Other traits of abusers include drug addiction, mental health problems, teenage pregnancy and a history of being abused.
Guidance and counselling on issues such as home safety, managing emotions and taking are of children are being advocated, but there aren't enough resources for these services done by volunteers.
Child protection advocates also say the government isn't tough enough on abusers, and that other adults should be empowered to rescue children from these dangerous situations.
Then there is the problem of not enough social workers in schools to help identify cases -- they are underpaid and the turnover rate is high at 30 percent. Because of the heavy workload, the social workers end up prioritizing cases that seem more serious.

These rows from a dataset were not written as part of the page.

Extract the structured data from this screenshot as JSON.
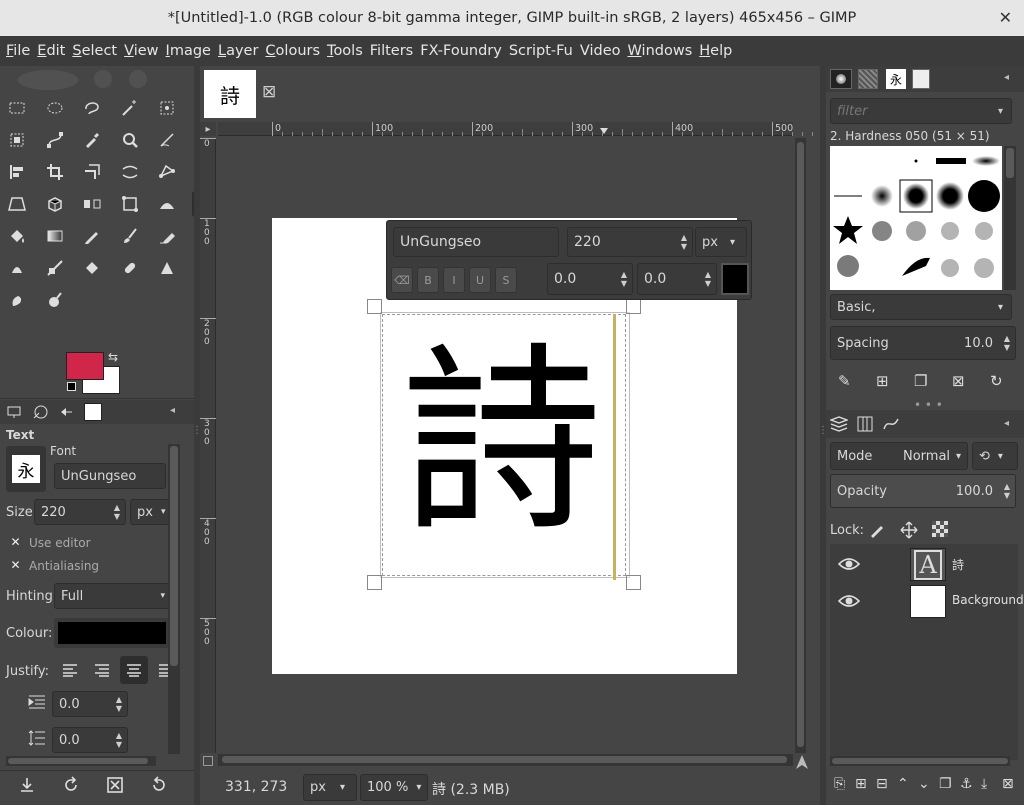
{
  "window": {
    "title": "*[Untitled]-1.0 (RGB colour 8-bit gamma integer, GIMP built-in sRGB, 2 layers) 465x456 – GIMP",
    "close_glyph": "✕"
  },
  "menu": [
    {
      "label": "File",
      "key": "F",
      "rest": "ile"
    },
    {
      "label": "Edit",
      "key": "E",
      "rest": "dit"
    },
    {
      "label": "Select",
      "key": "S",
      "rest": "elect"
    },
    {
      "label": "View",
      "key": "V",
      "rest": "iew"
    },
    {
      "label": "Image",
      "key": "I",
      "rest": "mage"
    },
    {
      "label": "Layer",
      "key": "L",
      "rest": "ayer"
    },
    {
      "label": "Colours",
      "key": "C",
      "rest": "olours"
    },
    {
      "label": "Tools",
      "key": "T",
      "rest": "ools"
    },
    {
      "label": "Filters",
      "key": "",
      "rest": "Filters"
    },
    {
      "label": "FX-Foundry",
      "key": "",
      "rest": "FX-Foundry"
    },
    {
      "label": "Script-Fu",
      "key": "",
      "rest": "Script-Fu"
    },
    {
      "label": "Video",
      "key": "",
      "rest": "Video"
    },
    {
      "label": "Windows",
      "key": "W",
      "rest": "indows"
    },
    {
      "label": "Help",
      "key": "H",
      "rest": "elp"
    }
  ],
  "image_tab": {
    "thumb_char": "詩",
    "close": "⊠"
  },
  "colors": {
    "foreground": "#d0264a",
    "background": "#ffffff",
    "accent_line": "#c8b060"
  },
  "tool_options": {
    "tab_title": "Text",
    "font_label": "Font",
    "font_value": "UnGungseo",
    "font_preview": "永",
    "size_label": "Size:",
    "size_value": "220",
    "size_unit": "px",
    "use_editor": "Use editor",
    "antialiasing": "Antialiasing",
    "hinting_label": "Hinting:",
    "hinting_value": "Full",
    "colour_label": "Colour:",
    "justify_label": "Justify:",
    "indent_value": "0.0",
    "line_spacing_value": "0.0"
  },
  "ruler": {
    "h_labels": [
      "0",
      "100",
      "200",
      "300",
      "400",
      "500"
    ],
    "v_labels": [
      "0",
      "1\n0\n0",
      "2\n0\n0",
      "3\n0\n0",
      "4\n0\n0",
      "5\n0\n0"
    ]
  },
  "text_toolbar": {
    "font": "UnGungseo",
    "size": "220",
    "unit": "px",
    "baseline": "0.0",
    "kerning": "0.0"
  },
  "canvas_text": "詩",
  "status": {
    "coords": "331, 273",
    "unit": "px",
    "zoom": "100 %",
    "info": "詩 (2.3 MB)"
  },
  "brushes": {
    "filter_placeholder": "filter",
    "selected": "2. Hardness 050 (51 × 51)",
    "preset": "Basic,",
    "spacing_label": "Spacing",
    "spacing_value": "10.0"
  },
  "layers_panel": {
    "mode_label": "Mode",
    "mode_value": "Normal",
    "opacity_label": "Opacity",
    "opacity_value": "100.0",
    "lock_label": "Lock:",
    "layers": [
      {
        "name": "詩",
        "type": "text"
      },
      {
        "name": "Background",
        "type": "image"
      }
    ]
  }
}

In addition teachers aren't equipped to deal with child abuse cases -- currently the guidebook is 300 pages long -- and advocates say there needs to be clearer guidelines.
And then strangely, because kindergarten education is not compulsory, there is no need for the bureau to follow up on cases where a child has been missing classes.
So it seems Hong Kong has many holes in the system that need patching up, but advocates say it's also just as important for neighbours, relatives and friends to step up if they see something wrong.
There has been talk for years of having a child advocate for the city and it's about time the government appoint someone to carefully look at this sad and horrific issue from top to bottom and put children's needs and safety first.